Mais cette audace n’est pas toujours soutenue par l’écriture. Les dialogues manquent parfois de rythme, les situations sont trop téléphonées, et le personnage principal, s’il est original, finit par saturer l’écran. Il aurait sans doute été plus judicieux de répartir les enjeux sur plusieurs figures, de laisser respirer le récit au lieu de le concentrer sur un seul axe. Au final, Transaction ne raconte pas seulement l’histoire d’Olivia ou les déboires d’un manager perdu. Elle illustre aussi, d’une certaine manière, les tensions actuelles autour de la représentation. Entre la peur de mal faire, l’envie de bien faire, et la récupération opportuniste, il y a une marge étroite dans laquelle une œuvre peut exister sans se trahir.
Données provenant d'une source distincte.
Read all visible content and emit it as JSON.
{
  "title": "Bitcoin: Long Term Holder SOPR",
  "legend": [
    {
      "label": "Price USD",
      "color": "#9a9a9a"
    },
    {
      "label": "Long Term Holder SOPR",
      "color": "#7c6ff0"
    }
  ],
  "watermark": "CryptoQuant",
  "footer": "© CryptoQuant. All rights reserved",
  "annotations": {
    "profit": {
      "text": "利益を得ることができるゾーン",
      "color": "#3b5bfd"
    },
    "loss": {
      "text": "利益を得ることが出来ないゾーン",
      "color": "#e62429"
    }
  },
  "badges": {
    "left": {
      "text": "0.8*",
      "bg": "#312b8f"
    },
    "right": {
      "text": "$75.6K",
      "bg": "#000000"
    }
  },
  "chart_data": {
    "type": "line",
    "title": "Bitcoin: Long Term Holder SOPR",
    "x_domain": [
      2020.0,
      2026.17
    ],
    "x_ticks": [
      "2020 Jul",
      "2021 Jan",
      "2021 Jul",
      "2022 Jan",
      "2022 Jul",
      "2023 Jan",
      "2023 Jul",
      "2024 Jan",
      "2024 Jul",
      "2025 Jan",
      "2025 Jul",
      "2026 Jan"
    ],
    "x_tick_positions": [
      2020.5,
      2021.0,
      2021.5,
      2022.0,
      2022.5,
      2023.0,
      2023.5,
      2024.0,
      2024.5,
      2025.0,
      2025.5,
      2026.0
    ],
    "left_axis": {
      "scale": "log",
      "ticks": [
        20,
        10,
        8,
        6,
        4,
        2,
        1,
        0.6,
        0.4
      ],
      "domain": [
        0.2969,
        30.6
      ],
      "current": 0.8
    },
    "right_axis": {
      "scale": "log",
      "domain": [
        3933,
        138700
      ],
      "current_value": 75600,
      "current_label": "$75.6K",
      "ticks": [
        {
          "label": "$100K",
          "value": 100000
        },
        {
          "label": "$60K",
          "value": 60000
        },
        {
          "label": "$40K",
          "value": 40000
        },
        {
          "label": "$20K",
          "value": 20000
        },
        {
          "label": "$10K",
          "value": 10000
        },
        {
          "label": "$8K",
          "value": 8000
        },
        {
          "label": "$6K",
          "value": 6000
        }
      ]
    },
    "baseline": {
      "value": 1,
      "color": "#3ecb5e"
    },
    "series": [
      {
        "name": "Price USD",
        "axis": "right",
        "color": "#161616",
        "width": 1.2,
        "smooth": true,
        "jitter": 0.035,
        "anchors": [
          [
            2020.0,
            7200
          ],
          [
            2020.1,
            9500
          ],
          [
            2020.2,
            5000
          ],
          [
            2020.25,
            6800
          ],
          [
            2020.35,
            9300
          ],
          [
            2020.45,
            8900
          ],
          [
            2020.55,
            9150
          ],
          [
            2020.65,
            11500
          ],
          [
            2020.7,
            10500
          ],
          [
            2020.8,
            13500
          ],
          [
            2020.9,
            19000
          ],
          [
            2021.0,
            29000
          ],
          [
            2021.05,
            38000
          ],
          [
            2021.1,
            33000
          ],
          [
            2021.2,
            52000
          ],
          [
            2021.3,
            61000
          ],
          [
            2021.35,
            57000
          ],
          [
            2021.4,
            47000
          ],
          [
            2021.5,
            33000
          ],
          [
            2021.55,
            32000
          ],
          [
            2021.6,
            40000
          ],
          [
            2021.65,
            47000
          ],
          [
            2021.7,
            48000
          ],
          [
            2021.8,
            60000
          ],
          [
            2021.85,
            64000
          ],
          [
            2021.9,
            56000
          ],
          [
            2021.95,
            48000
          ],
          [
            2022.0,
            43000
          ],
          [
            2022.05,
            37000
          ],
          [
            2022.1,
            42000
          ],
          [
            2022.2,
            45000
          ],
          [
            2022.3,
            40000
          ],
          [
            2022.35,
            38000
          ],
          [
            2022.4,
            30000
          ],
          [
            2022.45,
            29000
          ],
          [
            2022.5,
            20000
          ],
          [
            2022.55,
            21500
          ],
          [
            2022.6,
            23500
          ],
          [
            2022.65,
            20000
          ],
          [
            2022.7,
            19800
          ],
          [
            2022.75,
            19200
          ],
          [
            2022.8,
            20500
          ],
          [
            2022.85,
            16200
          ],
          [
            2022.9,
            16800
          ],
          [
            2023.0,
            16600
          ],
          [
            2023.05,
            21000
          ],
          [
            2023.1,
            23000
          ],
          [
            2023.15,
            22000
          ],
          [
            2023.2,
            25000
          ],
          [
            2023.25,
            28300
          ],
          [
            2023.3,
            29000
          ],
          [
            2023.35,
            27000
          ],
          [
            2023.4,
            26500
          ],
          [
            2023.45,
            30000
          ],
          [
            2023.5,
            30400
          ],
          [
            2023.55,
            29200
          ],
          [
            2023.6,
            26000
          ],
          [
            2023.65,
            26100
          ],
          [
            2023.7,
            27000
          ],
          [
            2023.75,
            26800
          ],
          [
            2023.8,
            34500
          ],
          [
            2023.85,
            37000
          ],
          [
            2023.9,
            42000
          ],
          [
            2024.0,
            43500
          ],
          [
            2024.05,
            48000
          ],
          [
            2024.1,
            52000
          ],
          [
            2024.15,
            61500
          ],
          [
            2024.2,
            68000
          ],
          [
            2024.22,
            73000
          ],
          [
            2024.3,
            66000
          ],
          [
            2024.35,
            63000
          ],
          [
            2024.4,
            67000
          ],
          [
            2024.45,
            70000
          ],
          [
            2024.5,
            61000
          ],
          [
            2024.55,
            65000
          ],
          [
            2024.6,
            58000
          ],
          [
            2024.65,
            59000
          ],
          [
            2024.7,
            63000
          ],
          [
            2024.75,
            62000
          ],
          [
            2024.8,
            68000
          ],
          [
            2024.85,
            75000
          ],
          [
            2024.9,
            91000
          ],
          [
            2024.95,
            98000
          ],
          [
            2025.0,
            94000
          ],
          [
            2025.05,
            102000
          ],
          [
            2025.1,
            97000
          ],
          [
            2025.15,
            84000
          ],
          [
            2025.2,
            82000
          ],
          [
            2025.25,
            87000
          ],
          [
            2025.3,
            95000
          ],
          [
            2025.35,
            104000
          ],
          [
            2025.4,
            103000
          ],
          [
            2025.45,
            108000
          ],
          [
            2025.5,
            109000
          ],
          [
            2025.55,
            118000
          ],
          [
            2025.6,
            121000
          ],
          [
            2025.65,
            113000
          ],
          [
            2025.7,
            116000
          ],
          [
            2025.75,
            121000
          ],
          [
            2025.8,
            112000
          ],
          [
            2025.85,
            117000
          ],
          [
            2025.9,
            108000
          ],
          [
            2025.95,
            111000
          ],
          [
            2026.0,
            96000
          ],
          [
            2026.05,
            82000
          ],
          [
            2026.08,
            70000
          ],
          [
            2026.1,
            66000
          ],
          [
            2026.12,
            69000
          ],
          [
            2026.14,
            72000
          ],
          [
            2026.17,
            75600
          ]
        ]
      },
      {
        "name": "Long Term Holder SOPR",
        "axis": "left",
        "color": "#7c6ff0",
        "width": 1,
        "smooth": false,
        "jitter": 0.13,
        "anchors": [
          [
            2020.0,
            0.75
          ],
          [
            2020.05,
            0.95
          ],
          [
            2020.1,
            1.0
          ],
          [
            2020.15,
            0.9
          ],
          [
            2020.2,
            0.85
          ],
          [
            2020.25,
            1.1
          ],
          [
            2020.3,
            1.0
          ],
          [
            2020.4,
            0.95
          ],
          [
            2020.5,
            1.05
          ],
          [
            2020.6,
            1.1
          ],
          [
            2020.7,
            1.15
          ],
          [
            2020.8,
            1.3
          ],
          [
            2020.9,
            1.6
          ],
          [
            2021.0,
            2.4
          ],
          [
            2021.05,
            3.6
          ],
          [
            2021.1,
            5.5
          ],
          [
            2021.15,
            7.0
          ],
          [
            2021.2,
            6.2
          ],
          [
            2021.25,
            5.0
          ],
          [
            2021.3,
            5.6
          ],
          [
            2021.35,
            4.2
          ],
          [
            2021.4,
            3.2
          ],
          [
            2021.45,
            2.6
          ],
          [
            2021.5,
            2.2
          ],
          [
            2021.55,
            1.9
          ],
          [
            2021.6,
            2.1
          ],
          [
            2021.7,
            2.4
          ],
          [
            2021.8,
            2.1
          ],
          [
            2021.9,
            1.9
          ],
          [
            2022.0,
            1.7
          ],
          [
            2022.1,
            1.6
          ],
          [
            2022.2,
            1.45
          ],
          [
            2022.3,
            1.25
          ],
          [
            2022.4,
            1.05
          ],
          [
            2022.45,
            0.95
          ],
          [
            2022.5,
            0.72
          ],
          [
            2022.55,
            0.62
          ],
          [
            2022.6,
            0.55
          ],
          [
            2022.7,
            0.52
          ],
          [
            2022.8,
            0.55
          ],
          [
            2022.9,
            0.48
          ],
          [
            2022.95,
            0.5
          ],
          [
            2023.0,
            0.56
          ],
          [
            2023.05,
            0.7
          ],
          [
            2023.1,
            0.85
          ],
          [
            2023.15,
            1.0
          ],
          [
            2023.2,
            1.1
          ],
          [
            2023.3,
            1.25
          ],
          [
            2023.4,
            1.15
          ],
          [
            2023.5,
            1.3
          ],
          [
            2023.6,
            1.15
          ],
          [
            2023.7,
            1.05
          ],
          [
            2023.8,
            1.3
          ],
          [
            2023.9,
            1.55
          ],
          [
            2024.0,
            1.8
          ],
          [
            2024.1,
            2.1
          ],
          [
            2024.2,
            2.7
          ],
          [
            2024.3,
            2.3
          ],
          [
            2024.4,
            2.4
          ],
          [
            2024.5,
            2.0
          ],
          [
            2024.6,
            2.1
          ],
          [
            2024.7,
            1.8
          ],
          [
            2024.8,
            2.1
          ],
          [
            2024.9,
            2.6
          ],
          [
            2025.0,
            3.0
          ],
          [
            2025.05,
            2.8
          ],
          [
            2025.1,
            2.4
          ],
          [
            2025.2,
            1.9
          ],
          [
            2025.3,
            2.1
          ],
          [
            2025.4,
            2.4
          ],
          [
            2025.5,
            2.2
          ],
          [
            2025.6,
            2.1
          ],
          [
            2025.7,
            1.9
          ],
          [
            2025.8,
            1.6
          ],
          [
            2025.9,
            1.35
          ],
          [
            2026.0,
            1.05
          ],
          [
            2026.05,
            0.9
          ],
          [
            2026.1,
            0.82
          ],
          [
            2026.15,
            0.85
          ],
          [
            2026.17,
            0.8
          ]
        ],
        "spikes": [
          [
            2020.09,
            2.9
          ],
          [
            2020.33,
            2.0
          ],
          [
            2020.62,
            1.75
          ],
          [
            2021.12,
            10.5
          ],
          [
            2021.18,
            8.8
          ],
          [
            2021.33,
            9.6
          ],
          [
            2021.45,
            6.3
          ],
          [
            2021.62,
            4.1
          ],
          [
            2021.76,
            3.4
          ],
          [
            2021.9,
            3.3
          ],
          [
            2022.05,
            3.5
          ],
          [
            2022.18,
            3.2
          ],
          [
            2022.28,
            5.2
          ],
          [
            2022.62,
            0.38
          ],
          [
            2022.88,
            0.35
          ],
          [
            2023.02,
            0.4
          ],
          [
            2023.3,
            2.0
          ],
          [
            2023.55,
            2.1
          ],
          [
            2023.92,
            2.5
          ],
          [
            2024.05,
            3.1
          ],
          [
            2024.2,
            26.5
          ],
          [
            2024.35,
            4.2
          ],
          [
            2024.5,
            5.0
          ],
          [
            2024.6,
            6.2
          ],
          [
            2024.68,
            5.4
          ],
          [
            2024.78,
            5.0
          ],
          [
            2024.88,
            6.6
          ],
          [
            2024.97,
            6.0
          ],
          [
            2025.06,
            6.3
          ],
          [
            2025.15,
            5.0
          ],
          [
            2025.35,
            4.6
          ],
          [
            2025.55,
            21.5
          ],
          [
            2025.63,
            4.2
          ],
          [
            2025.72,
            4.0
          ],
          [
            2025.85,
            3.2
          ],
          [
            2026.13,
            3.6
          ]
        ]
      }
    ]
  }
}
La série tente de naviguer dans cette zone, avec plus ou moins de succès. Elle ne cherche pas à donner de leçons, mais elle s’expose malgré elle aux critiques, en abordant un sujet explosif avec un humour qui n’est pas toujours à la hauteur. Transaction ne laissera probablement personne indifférent. Elle provoque, elle agace, elle fait parfois sourire, mais elle illustre surtout les limites d’un certain type de comédie télévisée qui veut être à la fois transgressive, inclusive et drôle, sans toujours réussir à équilibrer les trois. Pour qui s'intéresse aux représentations dans les médias ou aux débats de société, la série mérite un détour. Pas pour sa qualité d’écriture, mais pour ce qu’elle révèle des tensions contemporaines.
Il ne s’agit pas ici de savoir si la série est “bonne” ou “mauvaise” – elle est surtout révélatrice d’un certain inconfort, d’une époque où la visibilité se paie parfois au prix du malaise. Et peut-être que, malgré tout, c’est ce malaise-là qui méritait d’être mis en scène. Même si ce n’est pas toujours très drôle.
Note : 4/10. En bref, en six épisodes, Transaction propose une réflexion maladroite sur l’inclusivité, coincée entre caricature assumée et scénario bancal.